As often happens in the enterprise world, attention is easily shifted to the shiniest new toy (read: metaverse, Web3, trend du jour) while the workhorses of the workplace go neglected. For example, despite 65% of respondents identifying document management as the most important digital workplace technology in our recent 2022 State of the Digital Workplace Report, only 34% report that it "works well."
These foundational elements need to be in good shape before companies can add on new layers of tools. Note that the issue is not always the technology itself. Just as often it is the processes and the fundamental attitudes towards that area that are as much in need of a do-over.
Records management is one such case in point.
Records Management in 2022
Reading the AIIM report and conclusions, you might be inclined to think not much has changed in the world of information management for a long time. When the non-profit industry association surveyed its community members last year, it found most gave their organizations — on average — a "C" grade for their information management efforts.

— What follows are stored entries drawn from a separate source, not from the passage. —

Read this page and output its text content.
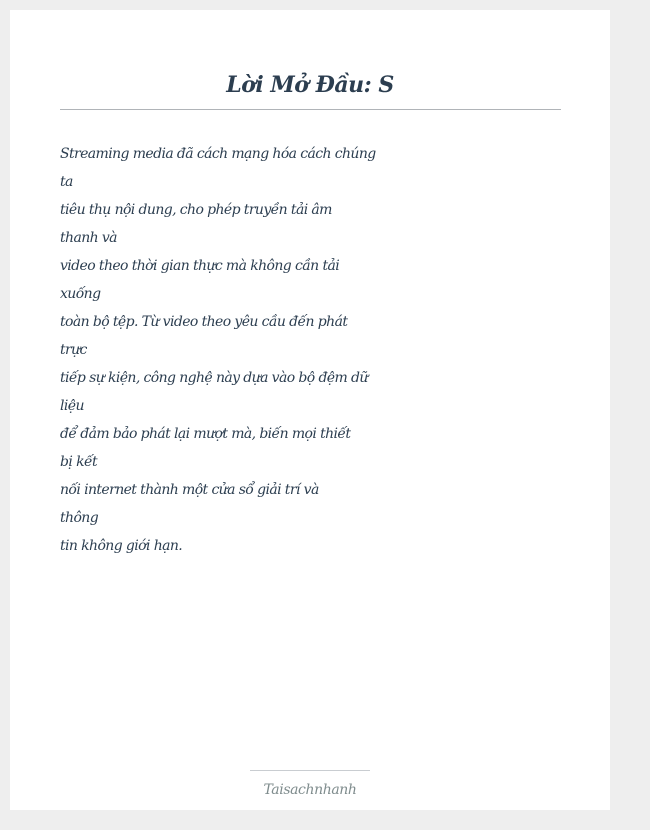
Lời Mở Đầu: S
Streaming media đã cách mạng hóa cách chúng
ta
tiêu thụ nội dung, cho phép truyền tải âm
thanh và
video theo thời gian thực mà không cần tải
xuống
toàn bộ tệp. Từ video theo yêu cầu đến phát
trực
tiếp sự kiện, công nghệ này dựa vào bộ đệm dữ
liệu
để đảm bảo phát lại mượt mà, biến mọi thiết
bị kết
nối internet thành một cửa sổ giải trí và
thông
tin không giới hạn.
Taisachnhanh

This year's follow-up survey points to a widening gap between the ideal state and the current when it comes to executive alignment of information management/governance strategies and business strategies. Four main findings of the 2022 research stood out:
- Despite good intentions, organizations can’t seem to get out of their risk/compliance comfort zone. That takes a commitment to embracing change and look for new ways to accomplish goals.
- An information management/governance program focused on risk/regulations/compliance fails to move the needle in the right direction.
- Using better information for improved customer (internal and external) experience is key to getting improved information management/business alignment.
- A holistic approach is ideal, but offering better data access and better process automation is the best way to win over users, be they internal or external.
Of course, not every company is the same. Organizations that are adopting a data-driven governance, compliance and records management program are more likely to succeed with digital transformation efforts, the research concluded.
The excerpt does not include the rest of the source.